About half of the book focuses on what actually occurs in the play; the rest is about Ophelia's attempt to survive away from Elsinore. Because she ends up at a convent, the second half of the book is very much focused on religion and finding peace with oneself, so much so that at times it can begin to sound preachy. Likewise, Ophelia seemed to approach the reliving of her past at arm's length, and that, I think, unfortunately detracted from the story's intimacy and appeal.
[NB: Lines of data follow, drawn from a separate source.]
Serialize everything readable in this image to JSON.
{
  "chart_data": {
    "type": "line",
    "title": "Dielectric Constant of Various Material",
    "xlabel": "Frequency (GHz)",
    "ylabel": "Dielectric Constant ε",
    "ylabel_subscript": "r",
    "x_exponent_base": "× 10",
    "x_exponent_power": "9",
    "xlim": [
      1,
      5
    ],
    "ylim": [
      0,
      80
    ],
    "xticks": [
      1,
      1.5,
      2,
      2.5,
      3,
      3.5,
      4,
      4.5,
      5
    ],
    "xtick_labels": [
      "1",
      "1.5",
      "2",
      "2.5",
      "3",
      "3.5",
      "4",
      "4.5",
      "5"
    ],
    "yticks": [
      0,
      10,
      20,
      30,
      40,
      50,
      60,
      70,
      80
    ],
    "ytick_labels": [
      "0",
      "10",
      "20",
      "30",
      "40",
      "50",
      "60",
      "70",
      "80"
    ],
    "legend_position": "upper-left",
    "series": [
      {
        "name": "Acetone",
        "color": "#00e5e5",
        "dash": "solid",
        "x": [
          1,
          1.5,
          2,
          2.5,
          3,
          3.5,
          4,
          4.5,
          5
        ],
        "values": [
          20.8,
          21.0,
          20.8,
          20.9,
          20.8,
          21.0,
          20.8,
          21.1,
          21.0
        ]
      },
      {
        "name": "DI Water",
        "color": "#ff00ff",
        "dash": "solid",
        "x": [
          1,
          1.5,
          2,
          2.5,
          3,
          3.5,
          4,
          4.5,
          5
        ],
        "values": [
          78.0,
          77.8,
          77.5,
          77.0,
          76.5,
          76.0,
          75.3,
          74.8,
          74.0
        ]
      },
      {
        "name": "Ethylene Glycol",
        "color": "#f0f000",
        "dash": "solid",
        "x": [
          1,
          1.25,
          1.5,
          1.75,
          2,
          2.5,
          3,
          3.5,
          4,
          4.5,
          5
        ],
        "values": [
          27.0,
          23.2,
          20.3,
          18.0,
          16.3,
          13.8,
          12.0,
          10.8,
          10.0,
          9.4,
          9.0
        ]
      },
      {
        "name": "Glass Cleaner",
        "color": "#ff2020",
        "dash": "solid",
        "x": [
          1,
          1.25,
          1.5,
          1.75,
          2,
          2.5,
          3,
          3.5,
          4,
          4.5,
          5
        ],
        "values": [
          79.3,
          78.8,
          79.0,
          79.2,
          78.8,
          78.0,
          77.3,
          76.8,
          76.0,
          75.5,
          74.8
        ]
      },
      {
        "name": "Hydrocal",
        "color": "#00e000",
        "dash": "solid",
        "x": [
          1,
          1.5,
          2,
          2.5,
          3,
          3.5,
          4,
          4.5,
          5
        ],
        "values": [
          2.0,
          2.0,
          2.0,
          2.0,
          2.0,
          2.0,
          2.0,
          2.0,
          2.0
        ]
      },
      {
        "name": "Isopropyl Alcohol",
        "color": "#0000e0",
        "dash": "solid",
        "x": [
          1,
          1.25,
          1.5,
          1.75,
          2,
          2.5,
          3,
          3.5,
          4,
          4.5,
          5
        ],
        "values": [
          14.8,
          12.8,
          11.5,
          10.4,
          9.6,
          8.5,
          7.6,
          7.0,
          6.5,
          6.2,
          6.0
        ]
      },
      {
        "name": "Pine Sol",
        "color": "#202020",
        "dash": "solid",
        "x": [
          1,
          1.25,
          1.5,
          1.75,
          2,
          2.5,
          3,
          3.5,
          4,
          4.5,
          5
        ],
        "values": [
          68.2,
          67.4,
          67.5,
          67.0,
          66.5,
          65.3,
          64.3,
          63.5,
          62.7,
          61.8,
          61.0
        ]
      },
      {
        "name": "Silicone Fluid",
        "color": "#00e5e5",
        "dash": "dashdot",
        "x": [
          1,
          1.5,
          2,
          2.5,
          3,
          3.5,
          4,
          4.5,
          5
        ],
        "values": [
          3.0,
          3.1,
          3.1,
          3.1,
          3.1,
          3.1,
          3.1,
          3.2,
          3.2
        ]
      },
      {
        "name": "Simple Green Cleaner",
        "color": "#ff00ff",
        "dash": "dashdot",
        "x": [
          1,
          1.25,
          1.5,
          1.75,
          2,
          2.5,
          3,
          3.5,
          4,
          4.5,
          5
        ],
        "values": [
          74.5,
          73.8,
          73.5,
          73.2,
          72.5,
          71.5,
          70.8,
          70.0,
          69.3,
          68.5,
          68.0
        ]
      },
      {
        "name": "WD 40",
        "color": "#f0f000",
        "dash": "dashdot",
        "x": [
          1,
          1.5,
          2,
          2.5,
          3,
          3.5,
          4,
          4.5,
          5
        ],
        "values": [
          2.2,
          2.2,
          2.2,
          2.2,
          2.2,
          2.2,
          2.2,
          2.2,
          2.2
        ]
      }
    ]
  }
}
Overall, however, Ophelia is an interesting way to reapproach a familiar piece of literature. If you're looking for something pro-feminism with period language that sounds genuine, pick this one up.
reviewed Ophelia on + 5 more book reviews
This book is perfect for anyone who loves classics and wants to read a retelling or twisted version of a well known tale. It's also just as good to those who are being introduced to a classic for the first time through this book. You may read more of what I have to say about it on my book blog.
reviewed Ophelia on + 62 more book reviews
This series was on the "most wanted" list at the local middle school library. Very popular with the girls.
reviewed Ophelia on
I thoroughly enjoyed this book! The beginning was a little slow, but it picked up. I've never actually read "Hamlet" but I'm pretty sure it stayed relatively close to the original plot. The end seemed exaggerated and a little long, but a good book is a good book. And this is a good book :)
GeniusJen avatar reviewed Ophelia on + 5322 more book reviews
Reviewed by Marta Morrison for TeensReadToo.com

This book blew me away. It is the re-imagining of the story of Ophelia, from Shakespeare's play Hamlet. In the play, Ophelia is in love with Hamlet and ends up committing suicide because of his treatment of her and because he killed her father. Her character is a woman who is ruled by the thoughts and deeds of men. It is their deeds and rules that affect her and bring about her demise. In this story, Ophelia is a very strong character and we see the story of Hamlet through her eyes.

She is the daughter of Polonius, a foolish man who courts favor of those in power. She is motherless and her only other family is her brother, Laertes. Her childhood, though, is very happy because she is a tomboy and is free to learn beside her brother. She has a lot of freedom, which is rarely given to girls at this time. Her father is given a job in the court of the King of Denmark, and she has to leave this idyllic time and enter into a drafty, gloomy place. In fact, it is described as a prison and a place of intrigue and sadness.

Within a few years she is brought to the attention of Queen Gertrude and is made into a lady of the court. She also attracts the attention of Prince Hamlet. She and the Prince fall in love and are secretly married. The King's ghost appears on the night of their marriage, and Hamlet is obsessed with revenge. Ophelia has to sail through court politics to secure her place and her sanity.

Lisa Klein has interwoven lines from the play in the story and the main story stills stands, but by the end we know what happens to Ophelia. There is a lot of philosophical musings in the story about a woman's place compared to a man's, what is sin, forgiveness, obedience and God's will in ones life.

I think the story compelled me to see the play again and to have a happier vision of the character of Ophelia. I strongly recommend this book and you don't have to know Hamlet to read it. I do believe that to read this alongside the reading of Hamlet would be beneficial to the understandings and themes in this tragedy.